17 March, 2017
Saturday evening, the city of Dallas reports it had a surge of ghost calls from T-Mobile numbers, an ongoing problem that has tied up emergency lines for hours at a time.
In the case of a 6-month-old Dallas baby, the inability to reach emergency dispatchers resulted in a tragic fate.
The manual callbacks further clog the call line.
"We will stay on this until it is full resolved", said Carey.

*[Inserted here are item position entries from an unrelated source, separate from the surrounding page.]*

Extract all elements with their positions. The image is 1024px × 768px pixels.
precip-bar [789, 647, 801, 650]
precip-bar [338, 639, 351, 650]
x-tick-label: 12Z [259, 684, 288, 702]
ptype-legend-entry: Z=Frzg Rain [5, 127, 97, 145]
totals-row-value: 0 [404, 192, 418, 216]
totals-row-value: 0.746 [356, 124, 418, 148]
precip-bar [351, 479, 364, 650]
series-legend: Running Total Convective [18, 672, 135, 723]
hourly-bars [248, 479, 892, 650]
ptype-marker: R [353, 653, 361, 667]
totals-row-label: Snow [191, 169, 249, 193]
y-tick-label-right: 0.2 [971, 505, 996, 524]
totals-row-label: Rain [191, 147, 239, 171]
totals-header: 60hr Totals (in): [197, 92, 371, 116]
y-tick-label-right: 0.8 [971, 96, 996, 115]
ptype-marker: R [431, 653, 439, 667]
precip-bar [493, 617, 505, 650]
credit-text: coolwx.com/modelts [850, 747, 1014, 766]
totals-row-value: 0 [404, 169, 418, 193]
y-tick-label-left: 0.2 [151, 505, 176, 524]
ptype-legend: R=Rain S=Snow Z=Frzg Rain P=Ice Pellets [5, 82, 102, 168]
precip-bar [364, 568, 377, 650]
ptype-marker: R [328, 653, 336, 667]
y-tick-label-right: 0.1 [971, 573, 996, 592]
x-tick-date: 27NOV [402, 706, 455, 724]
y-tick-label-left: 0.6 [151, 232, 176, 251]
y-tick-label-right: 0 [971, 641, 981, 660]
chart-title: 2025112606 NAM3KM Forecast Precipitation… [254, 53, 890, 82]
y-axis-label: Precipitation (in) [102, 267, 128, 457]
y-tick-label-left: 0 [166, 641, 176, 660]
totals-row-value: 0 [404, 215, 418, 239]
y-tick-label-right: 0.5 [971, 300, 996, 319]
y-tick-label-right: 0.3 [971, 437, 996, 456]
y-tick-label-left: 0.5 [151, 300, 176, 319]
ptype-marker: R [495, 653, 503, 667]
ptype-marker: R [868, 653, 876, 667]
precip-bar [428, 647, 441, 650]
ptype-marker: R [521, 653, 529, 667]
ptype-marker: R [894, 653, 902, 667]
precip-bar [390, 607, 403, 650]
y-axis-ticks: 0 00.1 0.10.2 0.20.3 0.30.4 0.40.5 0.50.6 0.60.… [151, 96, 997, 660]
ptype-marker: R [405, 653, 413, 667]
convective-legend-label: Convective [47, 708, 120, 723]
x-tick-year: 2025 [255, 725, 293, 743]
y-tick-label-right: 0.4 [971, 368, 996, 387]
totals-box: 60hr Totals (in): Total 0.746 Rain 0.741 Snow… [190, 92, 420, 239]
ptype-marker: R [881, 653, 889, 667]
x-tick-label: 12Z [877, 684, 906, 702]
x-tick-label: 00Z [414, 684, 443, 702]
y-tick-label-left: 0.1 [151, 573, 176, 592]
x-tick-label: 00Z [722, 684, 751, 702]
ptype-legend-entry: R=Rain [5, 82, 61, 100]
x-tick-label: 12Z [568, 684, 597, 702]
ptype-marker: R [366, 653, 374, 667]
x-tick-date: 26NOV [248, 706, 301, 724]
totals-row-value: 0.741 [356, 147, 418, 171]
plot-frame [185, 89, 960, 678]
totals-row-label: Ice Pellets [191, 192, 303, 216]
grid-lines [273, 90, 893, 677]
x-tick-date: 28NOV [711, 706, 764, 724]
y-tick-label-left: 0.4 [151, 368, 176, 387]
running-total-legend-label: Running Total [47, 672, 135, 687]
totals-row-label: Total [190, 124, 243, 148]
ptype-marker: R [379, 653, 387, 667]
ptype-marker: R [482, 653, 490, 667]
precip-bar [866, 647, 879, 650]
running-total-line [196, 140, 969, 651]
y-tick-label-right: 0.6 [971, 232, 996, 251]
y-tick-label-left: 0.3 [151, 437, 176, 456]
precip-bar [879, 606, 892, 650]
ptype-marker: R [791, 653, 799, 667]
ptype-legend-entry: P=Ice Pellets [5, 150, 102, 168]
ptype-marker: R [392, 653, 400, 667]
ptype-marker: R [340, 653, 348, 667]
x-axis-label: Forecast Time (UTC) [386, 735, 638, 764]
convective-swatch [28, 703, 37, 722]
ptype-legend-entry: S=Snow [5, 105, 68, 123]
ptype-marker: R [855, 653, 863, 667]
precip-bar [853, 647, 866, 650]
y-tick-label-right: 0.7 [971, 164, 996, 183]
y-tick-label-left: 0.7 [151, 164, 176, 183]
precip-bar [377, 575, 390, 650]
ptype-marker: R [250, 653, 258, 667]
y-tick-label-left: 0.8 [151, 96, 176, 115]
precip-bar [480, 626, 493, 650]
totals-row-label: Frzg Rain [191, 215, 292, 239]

This past Saturday, it's said that 442 callers were put on hold when trying to reach 911 and that the average wait time was 38 minutes. However, an issue involving T-Mobile customers in Dallas is interfering with speedy 911 contact.
Though you may think you've hung up in time, Howard said the call still comes through and dispatchers take it seriously.
She was attending her nephew's funeral when Brandon's babysitter called to say he fell and wouldn't wake up.
In a statement, Dallas Mayor Mike Rawlings appeared to place the blame on the phone company.
T-Mobile engineers arrived in Dallas Wednesday morning to try to fix the problem.
Bridget Alex, the boy's legal guardian, rushed home and took her son to a hospital in Addison.More news: Tillerson's email alias was prompted by business needs, Exxon says
Rawlings was joined at a press conference Wednesday afternoon by City Manager T.C. Broadnax and high-ranking T-Mobile officials.
"We are leaving no stone unturned and those executives will not leave Dallas until we have figured out" the issue, a spokesperson said.
Taffet says he waited 20 minutes before a 911 operator answered his call. "Why do I have to be the one to stand up and talk for everyone?" said Bridget Alex, Brandon's mom.
Since late a year ago, hundreds of customers have been placed on hold when they called for emergency services. When someone calls 911 and is disconnected, 911 operators are supposed to call back.
The phantom calls are happening at the same time Dallas-based AT&T experienced its own 911 problems.
"Clearly we share this obligation, this responsibility with the city management leadership as well as the mayor's office in a very honest and deep way", said T-Mobile Executive Vice President David Carey.
"I want to make sure you understand to keep your phone open, I was doing chest compressions on my husband and the called dropped".
"We provide the same service all across the country", explained T-Mobile Chief Technology Officer Neville Ray.
He said he thought that they had resolved the issue back in January.
This comes after two days of investigation by tech crews for T-Mobile, which has been at the center of the issue for the past several days.